Un espectáculo celeste histórico: Auroras boreales sorprendieron anoche al planeta

 

La aurora boreal del 19 de Enero vista desde Alemania.  Spaceweather

La noche del 19 de enero, los cielos de buena parte del mundo se tiñeron de verde, rosa y rojo gracias a un fenómeno celeste poco común en latitudes medias: las auroras boreales alcanzaron regiones donde casi nunca se ve este espectáculo natural. El evento fue provocado por una tormenta geomagnética severa de nivel G4, una de las más intensas registradas recientemente, que fue generada por una potente eyección de masa coronal (CME) proveniente del sol y que impactó la magnetosfera terrestre con una rapidez extraordinaria.


¿Qué ocurrió y por qué fue tan especial?


El responsable del fenómeno fue un estallido solar registrado el 18 de enero, clasificado como una fuerte llamarada X-1.9 que lanzó una enorme CME hacia la Tierra. Esta eyección viajó a velocidades inusualmente altas —aproximadamente 1.660 km/s—, tardando apenas unas 25 horas en llegar a nuestro planeta, mucho menos de lo habitual. Cuando la CME chocó con el campo magnético terrestre alrededor de las 19:30 UTC del 19 de enero, las condiciones geomagnéticas subieron rápidamente al nivel G4 (severo), según el Centro de Predicción del Clima Espacial de la NOAA.


Este nivel de tormenta es lo bastante fuerte como para empujar el límite de visibilidad de las auroras muy hacia el sur, mucho más allá de las regiones árticas donde normalmente se observan.


Un espectáculo global: fotos desde varios continentes


Los observadores de cielo nocturno alrededor del mundo compartieron imágenes impresionantes de auroras ese mismo lunes. Desde Deming (Nuevo México, EE. UU.) —latitud ~32°—, hasta Alemania, Francia, España, Hungría y China, la aurora boreal se dejó ver en lugares que rara vez la contemplan.


La aurora vista desde China. Imagen:  Chi Shiyong
Aunque el fenómeno fue especialmente intenso en el hemisferio norte, la combinación de la fuerte tormenta y un cielo oscuro sin luna (luna nueva el 18 de enero) ayudó a que las luces se vieran claramente incluso con algo de contaminación lumínica.

Las predicciones de visibilidad indicaban que las auroras —si las condiciones del cielo eran favorables— podrían observarse muy al norte de México y en regiones limítrofes, aunque el espectáculo fue más tenue y no tan ampliamente documentado como en EE.UU. o Canadá.


La aurora boreal captada desde Nuevo México. Imagen: Michael Moore

En estos dos últimos lugares, la aurora boreal fue visible en varias zonas del norte y centro del país, e incluso algunos informes señalaron que se veía desde estados interiores donde casi nunca ocurre, como partes de Texas, Nuevo México o el medio oeste, dependiendo de las condiciones climáticas locales.


Este evento incluso superó expectativas en algunos lugares, con testimonios y fotografías que muestran cómo largas bandas de luz se despliegan por el cielo nocturno.

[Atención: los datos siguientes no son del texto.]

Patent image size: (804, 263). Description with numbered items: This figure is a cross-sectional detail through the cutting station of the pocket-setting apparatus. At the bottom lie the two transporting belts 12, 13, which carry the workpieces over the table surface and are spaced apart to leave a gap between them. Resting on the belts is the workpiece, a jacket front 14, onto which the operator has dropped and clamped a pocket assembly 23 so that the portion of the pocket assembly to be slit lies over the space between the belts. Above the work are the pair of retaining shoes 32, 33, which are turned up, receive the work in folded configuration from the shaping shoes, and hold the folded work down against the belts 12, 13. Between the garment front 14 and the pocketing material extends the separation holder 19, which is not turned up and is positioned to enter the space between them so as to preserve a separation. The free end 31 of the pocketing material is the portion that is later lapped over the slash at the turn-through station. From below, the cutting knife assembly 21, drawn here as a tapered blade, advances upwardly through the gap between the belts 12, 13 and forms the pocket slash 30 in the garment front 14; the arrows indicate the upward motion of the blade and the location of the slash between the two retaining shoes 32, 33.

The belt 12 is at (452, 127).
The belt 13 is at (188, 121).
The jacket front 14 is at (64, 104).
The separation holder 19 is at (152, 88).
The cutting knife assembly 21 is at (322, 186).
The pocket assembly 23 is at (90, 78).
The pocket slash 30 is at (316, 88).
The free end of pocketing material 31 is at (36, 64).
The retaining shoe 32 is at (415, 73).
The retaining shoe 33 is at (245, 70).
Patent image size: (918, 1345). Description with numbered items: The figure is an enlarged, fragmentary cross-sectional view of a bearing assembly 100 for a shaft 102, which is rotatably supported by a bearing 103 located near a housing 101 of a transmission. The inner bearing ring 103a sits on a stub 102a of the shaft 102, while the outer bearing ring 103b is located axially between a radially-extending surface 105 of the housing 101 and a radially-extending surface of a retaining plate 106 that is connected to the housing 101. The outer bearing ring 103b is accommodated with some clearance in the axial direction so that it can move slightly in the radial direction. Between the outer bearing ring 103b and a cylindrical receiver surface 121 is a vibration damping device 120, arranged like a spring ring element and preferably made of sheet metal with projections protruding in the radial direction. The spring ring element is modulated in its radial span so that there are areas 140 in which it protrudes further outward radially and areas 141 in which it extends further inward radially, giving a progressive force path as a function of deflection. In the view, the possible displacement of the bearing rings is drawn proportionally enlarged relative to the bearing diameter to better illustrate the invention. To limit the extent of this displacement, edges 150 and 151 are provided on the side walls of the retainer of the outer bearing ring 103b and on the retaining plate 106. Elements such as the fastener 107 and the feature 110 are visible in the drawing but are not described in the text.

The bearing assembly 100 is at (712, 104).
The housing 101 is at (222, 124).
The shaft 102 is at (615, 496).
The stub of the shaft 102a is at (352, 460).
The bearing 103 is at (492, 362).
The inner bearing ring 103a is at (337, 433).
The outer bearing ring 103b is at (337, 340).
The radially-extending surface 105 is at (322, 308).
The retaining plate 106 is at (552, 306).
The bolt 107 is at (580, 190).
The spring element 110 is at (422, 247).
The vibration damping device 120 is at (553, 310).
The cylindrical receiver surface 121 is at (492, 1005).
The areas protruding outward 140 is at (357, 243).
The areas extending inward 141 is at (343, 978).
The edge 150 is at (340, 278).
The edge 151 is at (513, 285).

Causas científicas del fenómeno


Las auroras boreales se generan cuando partículas cargadas provenientes del sol chocan con los átomos de la atmósfera terrestre, excitándolos y causando emisiones de luz de distintos colores. Estas interacciones suelen ocurrir cerca de los polos magnéticos, donde el campo magnético terrestre guía a estas partículas hacia abajo. Sin embargo, tormentas geomagnéticas intensas, como la de estos días, pueden expandir esa zona hacia latitudes más bajas, permitiendo avistamientos más al sur.


Aunque visualmente espectaculares, las tormentas geomagnéticas severas también pueden tener efectos secundarios en sistemas tecnológicos, como satélites, redes de comunicación y GPS. Por eso, las agencias de clima espacial continúan vigilando la actividad solar con atención, alertando a operadores de infraestructura sensible para reducir posibles interrupciones.


Además, este tipo de fenómenos suelen ser más frecuentes cerca del máximo solar, una fase del ciclo de actividad del sol que ocurre aproximadamente cada 11 años y que, según varias agencias, está activo o cercano a su fase alta en estos meses.


Así pues, la noche del 19 de enero de 2026 quedará en la memoria de astrónomos y aficionados por igual. Una tormenta geomagnética inusualmente intensa llevó auroras boreales más al sur que de costumbre, permitiendo que personas desde España hasta Estados Unidos y otras partes del mundo presenciaran un baile de luces que, para muchos, será una sola vez en la vida.